The e-commerce giant also had to add servers manually to meet the traffic demand, indicating its auto-scaling feature may have failed to work properly leading up to the crash, according to external experts who reviewed the documents. “Currently out of capacity for scaling,” one of the updates said about the status of Amazon’s servers, roughly an hour after Prime Day’s launch. “Looking at scavenging hardware.”
A breakdown in an internal system called Sable, which Amazon uses to provide computation and storage services to its retail and digital businesses, caused a series of glitches across other services that depend on it, including Prime, authentication and video playback, the documents show.
Other teams, including Alexa, Prime Now and Twitch, also reported problems, while some warehouses said they weren’t even able to scan products or pack orders for a period of time.
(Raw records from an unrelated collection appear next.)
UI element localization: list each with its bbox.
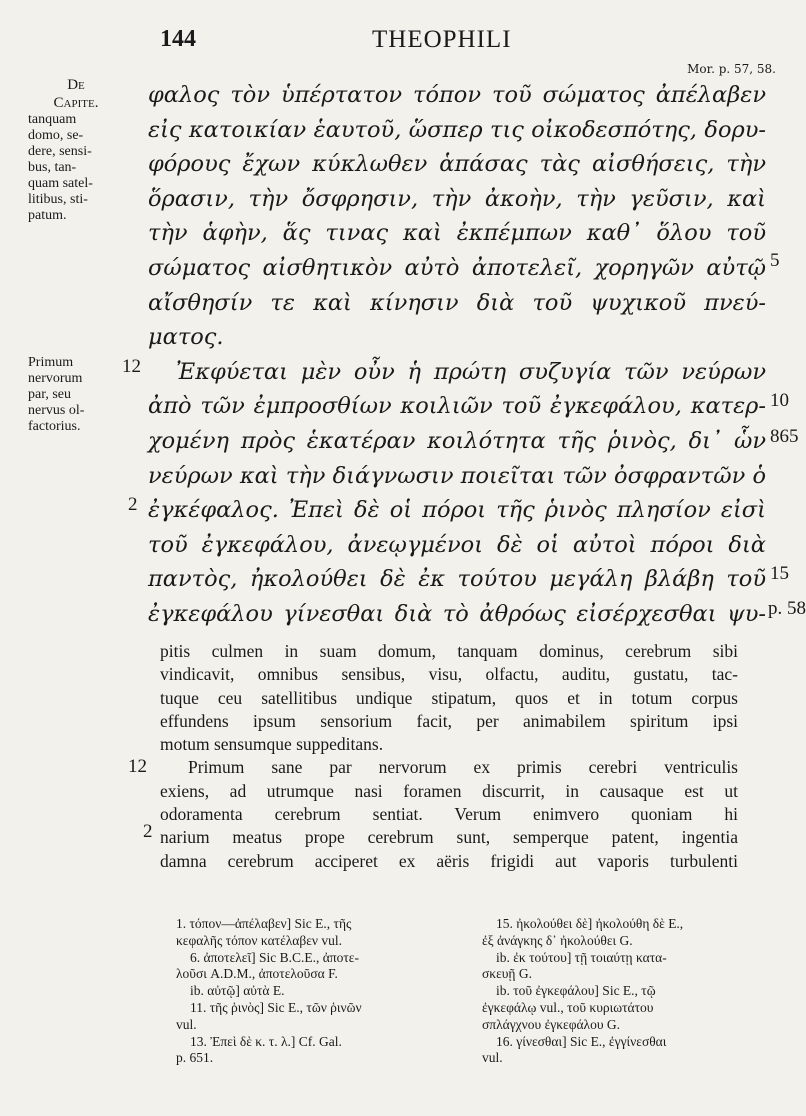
line-number: 10 <box>770 390 789 411</box>
margin-note-line: Primum <box>28 355 74 370</box>
margin-note-heading: De <box>67 77 85 93</box>
latin-line: damna cerebrum acciperet ex aëris frigidi aut vaporis turbulenti <box>160 850 738 871</box>
greek-line: φόρους ἔχων κύκλωθεν ἁπάσας τὰς αἰσθήσεις, τὴν <box>148 151 766 178</box>
latin-line: vindicavit, omnibus sensibus, visu, olfactu, auditu, gustatu, tac- <box>160 664 738 685</box>
greek-line: εἰς κατοικίαν ἑαυτοῦ, ὥσπερ τις οἰκοδεσπότης, δορυ- <box>148 116 766 143</box>
greek-line: ἐγκέφαλος. Ἐπεὶ δὲ οἱ πόροι τῆς ῥινὸς πλησίον εἰσὶ <box>148 497 766 524</box>
greek-line: σώματος αἰσθητικὸν αὐτὸ ἀποτελεῖ, χορηγῶν αὐτῷ <box>148 254 766 281</box>
footnote-line: p. 651. <box>176 1050 214 1066</box>
greek-line: ἐγκεφάλου γίνεσθαι διὰ τὸ ἀθρόως εἰσέρχεσθαι ψυ- <box>148 600 766 627</box>
margin-note-line: quam satel- <box>28 176 93 191</box>
page-header <box>160 26 760 56</box>
footnotes-right <box>482 916 774 1067</box>
margin-note-heading: Capite. <box>53 95 99 111</box>
latin-line: tuque ceu satellitibus undique stipatum, quos et in totum corpus <box>160 687 738 708</box>
footnote-line: 11. τῆς ῥινὸς] Sic E., τῶν ῥινῶν <box>190 999 362 1015</box>
line-number: 865 <box>770 426 799 447</box>
footnote-line: ἐγκεφάλῳ vul., τοῦ κυριωτάτου <box>482 999 654 1015</box>
margin-note-line: bus, tan- <box>28 160 77 175</box>
greek-line: παντὸς, ἠκολούθει δὲ ἐκ τούτου μεγάλη βλάβη τοῦ <box>148 566 766 593</box>
page-number: 144 <box>160 26 196 52</box>
running-head: THEOPHILI <box>372 26 512 53</box>
footnote-line: vul. <box>176 1016 197 1032</box>
margin-note-line: par, seu <box>28 387 71 402</box>
margin-note-line: domo, se- <box>28 128 84 143</box>
margin-note-primum-nervorum <box>28 355 124 435</box>
margin-note-line: nervorum <box>28 371 83 386</box>
footnote-line: vul. <box>482 1050 503 1066</box>
line-number: 2 <box>128 494 138 515</box>
footnote-line: 6. ἀποτελεῖ] Sic B.C.E., ἀποτε- <box>190 949 359 965</box>
footnote-line: κεφαλῆς τόπον κατέλαβεν vul. <box>176 932 342 948</box>
margin-note-line: litibus, sti- <box>28 192 88 207</box>
latin-line: Primum sane par nervorum ex primis cerebri ventriculis <box>188 757 738 778</box>
footnote-line: 16. γίνεσθαι] Sic E., ἐγγίνεσθαι <box>496 1033 667 1049</box>
margin-note-line: dere, sensi- <box>28 144 92 159</box>
greek-line: αἴσθησίν τε καὶ κίνησιν διὰ τοῦ ψυχικοῦ πνεύ- <box>148 289 766 316</box>
latin-line: pitis culmen in suam domum, tanquam dominus, cerebrum sibi <box>160 641 738 661</box>
margin-note-line: patum. <box>28 208 67 223</box>
footnote-line: λοῦσι A.D.M., ἀποτελοῦσα F. <box>176 966 338 982</box>
footnote-line: σπλάγχνου ἐγκεφάλου G. <box>482 1016 621 1032</box>
margin-note-de-capite <box>28 76 124 224</box>
line-number: 2 <box>143 821 153 842</box>
footnote-line: ἐξ ἀνάγκης δ᾽ ἠκολούθει G. <box>482 932 633 948</box>
greek-text <box>148 78 766 632</box>
greek-line: τὴν ἁφὴν, ἅς τινας καὶ ἐκπέμπων καθ᾽ ὅλου τοῦ <box>148 220 766 247</box>
margin-note-line: tanquam <box>28 112 77 127</box>
latin-line: effundens ipsum sensorium facit, per animabilem spiritum ipsi <box>160 710 738 731</box>
footnotes-left <box>176 916 468 1067</box>
footnote-line: 1. τόπον—ἀπέλαβεν] Sic E., τῆς <box>176 916 352 931</box>
greek-line: νεύρων καὶ τὴν διάγνωσιν ποιεῖται τῶν ὀσφραντῶν ὁ <box>148 462 766 489</box>
greek-line: ματος. <box>148 324 224 351</box>
line-number: 15 <box>770 563 789 584</box>
footnote-line: 13. Ἐπεὶ δὲ κ. τ. λ.] Cf. Gal. <box>190 1033 342 1049</box>
latin-line: odoramenta cerebrum sentiat. Verum enimvero quoniam hi <box>160 804 738 825</box>
footnote-line: ib. ἐκ τούτου] τῇ τοιαύτῃ κατα- <box>496 949 667 965</box>
greek-line: τοῦ ἐγκεφάλου, ἀνεῳγμένοι δὲ οἱ αὐτοὶ πόροι διὰ <box>148 531 766 558</box>
greek-line: ὅρασιν, τὴν ὄσφρησιν, τὴν ἀκοὴν, τὴν γεῦσιν, καὶ <box>148 185 766 212</box>
morel-page-reference: Mor. p. 57, 58. <box>687 62 776 76</box>
section-number: 12 <box>128 756 147 777</box>
footnote-line: ib. αὐτῷ] αὐτὰ E. <box>190 983 285 999</box>
footnote-line: ib. τοῦ ἐγκεφάλου] Sic E., τῷ <box>496 983 656 999</box>
greek-line: ἀπὸ τῶν ἐμπροσθίων κοιλιῶν τοῦ ἐγκεφάλου, κατερ- <box>148 393 766 420</box>
latin-line: motum sensumque suppeditans. <box>160 734 384 755</box>
footnote-line: 15. ἠκολούθει δὲ] ἠκολούθη δὲ E., <box>496 916 684 931</box>
margin-note-line: nervus ol- <box>28 403 85 418</box>
latin-line: narium meatus prope cerebrum sunt, semperque patent, ingentia <box>160 827 738 848</box>
footnote-line: σκευῇ G. <box>482 966 532 982</box>
line-number: 5 <box>770 250 780 271</box>
page-reference: p. 58 <box>768 598 806 619</box>
section-number: 12 <box>122 356 141 377</box>
greek-line: Ἐκφύεται μὲν οὖν ἡ πρώτη συζυγία τῶν νεύρων <box>176 358 766 385</box>
greek-line: χομένη πρὸς ἑκατέραν κοιλότητα τῆς ῥινὸς, δι᾽ ὧν <box>148 427 766 454</box>
margin-note-line: factorius. <box>28 419 81 434</box>
latin-text <box>160 640 738 873</box>
latin-line: exiens, ad utrumque nasi foramen discurrit, in causaque est ut <box>160 780 738 801</box>
greek-line: φαλος τὸν ὑπέρτατον τόπον τοῦ σώματος ἀπέλαβεν <box>148 82 766 108</box>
The documents give a rare look into how Amazon responded to the higher-than-expected traffic surge on Prime Day, which caused glitchesacross the site for hours. It also illustrates the difficulty Amazon faced in dealing with the demand, despite its deep experience running a massive-scale website and one of the largest cloud computing platforms in the world.
“More people came in than Amazon could handle,” Matthew Caesar, a computer science professor at the University of Illinois and co-founder of cybersecurity firm Veriflow, said after CNBC shared the details of the documents. “And Amazon couldn’t use all the resources they had available because there was a bug or some other issue with their software."
Although the outage lasted for hours on Prime Day, the impact on overall sales was minimal. Amazon said it was the “biggest shopping event” in company history, with over 100 million products purchased by Prime members during the 36-hour event. Half a dozen sellers who spoke to CNBC also said they were happy with this year’s Prime Day sales, even after dealing with the downtime.
Amazon hasn’t said much publicly about the outage. It issued a single statement two hours after the site crash, succinctly saying “some customers are having difficulty shopping” and that it was working to “resolve the issue quickly.”
In an internal email seen by CNBC, Jeff Wilke, Amazon’s CEO of worldwide retail, noted that his team was “disappointed” about the site issues and said the company’s already working on ways to prevent this from happening again. Then he highlighted all the ways that Prime Day was a success.
“Tech teams are already working to improve our architecture, and I’m confident we’ll deliver an even better experience next year,” he wrote in the email.
Amazon declined to comment.